La città di Birmingham annuncia bancarotta

Non basta essere la seconda città per popolazione del Regno Unito, con oltre 1 milione di abitanti di cui quasi la metà under 25, hub tecnologici e un efficiente agglomerato di università capaci di attirare sia imprese che turisti (specialmente fan della serie Peaky Blinders).
Lo tsunami finanziario che ha colpito Birmingham non può essere affrontato con le risorse interne del Comune, che pochi giorni fa ha deciso di avviare la procedura di bancarotta ammettendo di non essere in grado di pareggiare i conti pubblici del 2023.
Tutto ha inizio nel 2012, quando l’amministrazione locale viene trascinata in tribunale da una class action composta di 174 dipendenti donne del Comune -tra cui addette alla pulizia, cuoche, impiegate e insegnanti- che denunciano di aver subito una discriminazione salariale per aver ricevuto stipendi e bonus decisamente più bassi rispetto agli importi elargiti ai colleghi maschi.

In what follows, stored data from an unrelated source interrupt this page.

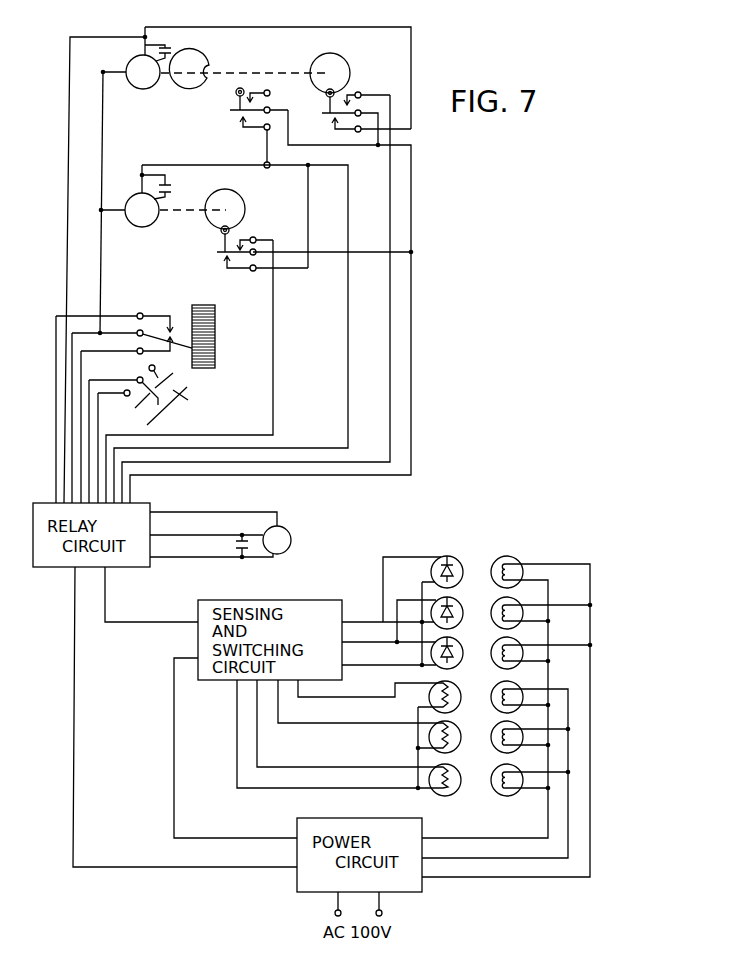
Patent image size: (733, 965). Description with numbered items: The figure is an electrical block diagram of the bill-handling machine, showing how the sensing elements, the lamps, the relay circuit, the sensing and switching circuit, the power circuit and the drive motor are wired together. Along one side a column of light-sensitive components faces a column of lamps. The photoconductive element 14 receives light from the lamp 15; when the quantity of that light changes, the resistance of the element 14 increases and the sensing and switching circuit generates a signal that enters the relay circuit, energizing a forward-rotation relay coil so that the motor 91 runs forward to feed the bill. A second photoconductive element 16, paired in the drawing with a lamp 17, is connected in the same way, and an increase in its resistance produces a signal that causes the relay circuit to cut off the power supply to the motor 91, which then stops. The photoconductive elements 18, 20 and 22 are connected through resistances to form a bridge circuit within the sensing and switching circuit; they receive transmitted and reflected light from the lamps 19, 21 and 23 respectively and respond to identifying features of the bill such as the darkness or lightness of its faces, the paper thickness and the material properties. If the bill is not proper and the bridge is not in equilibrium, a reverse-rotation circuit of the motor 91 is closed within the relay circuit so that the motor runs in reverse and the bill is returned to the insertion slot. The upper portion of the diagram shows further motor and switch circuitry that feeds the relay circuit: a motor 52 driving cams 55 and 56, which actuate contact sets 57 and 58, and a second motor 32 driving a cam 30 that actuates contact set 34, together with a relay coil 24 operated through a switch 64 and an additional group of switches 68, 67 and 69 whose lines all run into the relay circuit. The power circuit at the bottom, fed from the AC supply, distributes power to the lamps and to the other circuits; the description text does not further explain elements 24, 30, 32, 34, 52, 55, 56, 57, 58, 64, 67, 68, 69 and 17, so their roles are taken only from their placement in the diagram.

The photoconductive element 14 is at (457, 558).
The lamp 15 is at (510, 557).
The photoconductive element 16 is at (460, 649).
The lamp 17 is at (518, 650).
The photoconductive element 18 is at (459, 690).
The lamp 19 is at (517, 690).
The photoconductive element 20 is at (459, 732).
The lamp 21 is at (517, 733).
The photoconductive element 22 is at (459, 775).
The lamp 23 is at (517, 775).
The relay coil 24 is at (216, 312).
The cam 30 is at (251, 205).
The motor 32 is at (157, 226).
The switch 34 is at (254, 272).
The motor 52 is at (154, 88).
The cam 55 is at (342, 62).
The cam 56 is at (243, 61).
The switch 57 is at (361, 93).
The switch 58 is at (242, 120).
The switch 64 is at (143, 313).
The switch 67 is at (186, 396).
The switch 68 is at (149, 368).
The interlock 69 is at (163, 403).
The motor 91 is at (288, 550).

È così che la Corte Suprema condanna il Comune a una compensazione economica monstre di 1,1 miliardi di sterline, a cui l’amministrazione cerca di fare fronte vendendo diversi beni pubblici (tra cui il centro fieristico nazionale).

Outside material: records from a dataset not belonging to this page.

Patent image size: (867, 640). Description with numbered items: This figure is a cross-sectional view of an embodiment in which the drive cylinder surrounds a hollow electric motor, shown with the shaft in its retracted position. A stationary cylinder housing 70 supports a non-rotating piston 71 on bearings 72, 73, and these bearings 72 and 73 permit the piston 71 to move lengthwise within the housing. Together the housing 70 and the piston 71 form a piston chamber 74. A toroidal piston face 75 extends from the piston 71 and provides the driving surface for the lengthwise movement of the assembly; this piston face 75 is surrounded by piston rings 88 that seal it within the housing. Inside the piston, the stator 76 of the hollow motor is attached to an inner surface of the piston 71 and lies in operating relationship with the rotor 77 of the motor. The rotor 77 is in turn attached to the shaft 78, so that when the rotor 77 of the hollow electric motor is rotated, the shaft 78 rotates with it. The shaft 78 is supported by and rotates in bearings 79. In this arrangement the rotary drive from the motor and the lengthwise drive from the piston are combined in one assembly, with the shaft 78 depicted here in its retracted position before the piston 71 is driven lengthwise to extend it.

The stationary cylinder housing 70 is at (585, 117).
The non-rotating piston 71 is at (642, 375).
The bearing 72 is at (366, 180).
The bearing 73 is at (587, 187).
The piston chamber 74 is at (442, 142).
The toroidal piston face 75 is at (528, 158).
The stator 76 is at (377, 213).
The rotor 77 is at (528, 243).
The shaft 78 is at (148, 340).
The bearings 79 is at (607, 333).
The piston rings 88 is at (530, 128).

Ma il colpo di grazia è stato inferto di recente, dato che gli ultimi risvolti della causa giudiziaria hanno portato a un ulteriore risarcimento che gravita fra i 650 e i 760 milioni di sterline da riconoscere a migliaia di dipendenti donne discriminate negli anni.
A pesare sulla situazione debitoria si aggiungono poi investimenti poco efficienti intrapresi dal Comune negli ultimi tempi, come l’introduzione di un nuovo sistema informatico per velocizzare i pagamenti ed evitare nuove discriminazioni salariali. Un software che dopo ben 3 anni non sembra ancora funzionare a pieno regime, facendo balzare i costi del progetto dai 20 milioni iniziali fino a circa 100 milioni di sterline per implementare e correggere il processo di migrazione dei dati dal sistema attuale al cloud.
L’ammontare di debito piombato sulle spalle di una città già da tempo in sofferenza finanziaria- soprattutto dopo gli ultimi rialzi dei tassi d’interesse da parte della Bank of England di 25 punti base - ha costretto il Comune a invocare la Section 114, ovvero un meccanismo d’emergenza che attiva il divieto di procedere a qualsiasi nuovo impegno di spesa, la temporanea cessazione di tutti i servizi pubblici non essenziali e l’obbligo di allestire un piano finanziario d’emergenza entro i prossimi 21 giorni.
Dal problema economico si passa al piano politico, in quanto il Governo conservatore guidato da Rishi Sunak non avrebbe intenzione di elargire aiuti economici alla second city e punta il dito contro la malagestione da parte dell’amministrazione comunale laburista, che ha perso «il controllo del denaro dei contribuenti mandando all’aria le loro finanze», concludendo con una frecciata squisitamente politica in vista delle prossime elezioni: «hanno mandato in bancarotta Birmingham, non possiamo lasciare che mandino in bancarotta la Gran Bretagna».
Dal canto loro, il leader e la vice-leader del Consiglio, John Cotton e Sharon Thompson cercano di difendere il loro operato sottolineando il rigore di bilancio imposto negli ultimi mesi «dinanzi a una tempesta perfetta» dovuta all’incremento delle spese pubbliche e alla riduzione delle entrate da parte del business locale, insieme alla morsa dell’inflazione che colpisce anche a livello nazionale e alla contrazione dei finanziamenti governativi versati gli enti locali, diminuiti del 40% dopo l’ascesa al potere dei conservatori.
Finché non ci saranno aperture dal numero 10 di Downing Street, la bancarotta di fatto in cui sta annegando Birmingham potrà essere affrontata esclusivamente attraverso tagli alla sanità, infrastrutture stradali, scuola, assistenza locale e trasporti insieme a contestuali aumenti delle tasse locali, con ripercussioni negative per l’intera collettività.